AVANT PROPOS de Caroline Grivellaro

L’œuvre tentaculaire de Pierre Schaeffer a une vision, une méthodologie, celle du chercheur qui se réfléchira sur d’autres miroirs  ; ceux de la musique et de la théorie, de la production radiophonique et audiovisuelle, de la création d’institutions et enfin, de la littérature. Ce point central, la recherche, unira progressivement les différentes parties du kaléidoscope. Sa pensée, loin d’être dogmatique se révèlera dans l’expérimentation et la recherche d’un moyen d’expression toujours plus intense car l’écriture ne lui suffit pas. Depuis un an, je ne fais qu’écrire. J’ai envie de changer. On écrit toujours pour dire quelque chose. Brusquement, on s’aperçoit qu’il faudrait écrire pour ne plus rien dire.

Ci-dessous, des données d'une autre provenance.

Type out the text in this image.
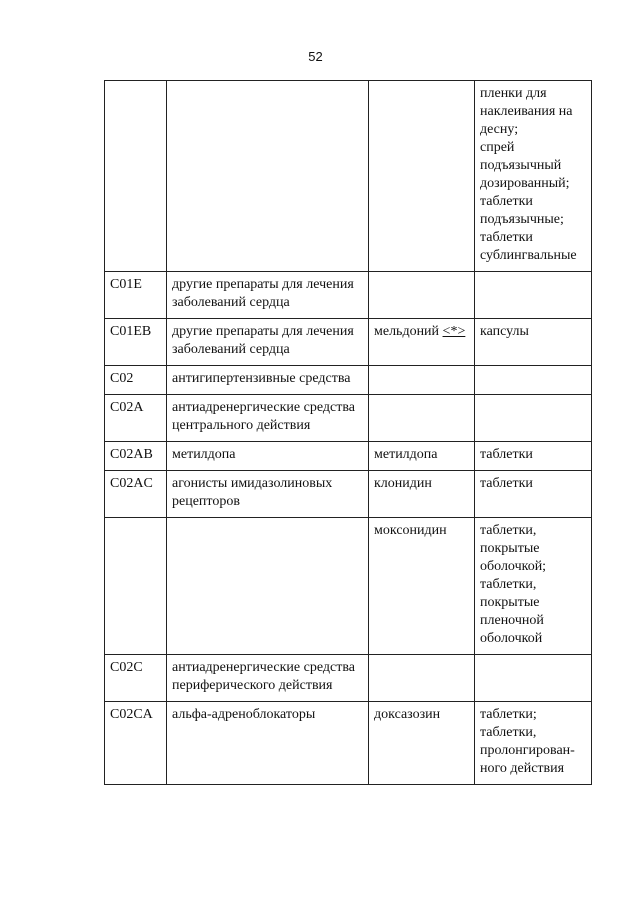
52

			пленки для наклеивания на десну;
спрей подъязычный дозированный;
таблетки подъязычные;
таблетки сублингвальные

C01E	другие препараты для лечения заболеваний сердца		
C01EB	другие препараты для лечения заболеваний сердца	мельдоний <*>	капсулы

C02	антигипертензивные средства		
C02A	антиадренергические средства центрального действия		
C02AB	метилдопа	метилдопа	таблетки

C02AC	агонисты имидазолиновых рецепторов	клонидин	таблетки

		моксонидин	таблетки, покрытые оболочкой;
таблетки, покрытые пленочной оболочкой

C02C	антиадренергические средства периферического действия		
C02CA	альфа-адреноблокаторы	доксазозин	таблетки;
таблетки, пролонгирован-ного действия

Je suis obligé, si j’écris, d’être moral ou immoral, comique ou tragique, symbolique ou naturaliste. C’est alors que me prend la nostalgie de la musique, dont Roger Ducasse dit qu’il l’aime parce qu’elle ne veut rien dire.1 1.\ Premier journal de la musique concrète 1948-1949, dans À la recherche d’une musique concrète, Seuil, Paris, 1952.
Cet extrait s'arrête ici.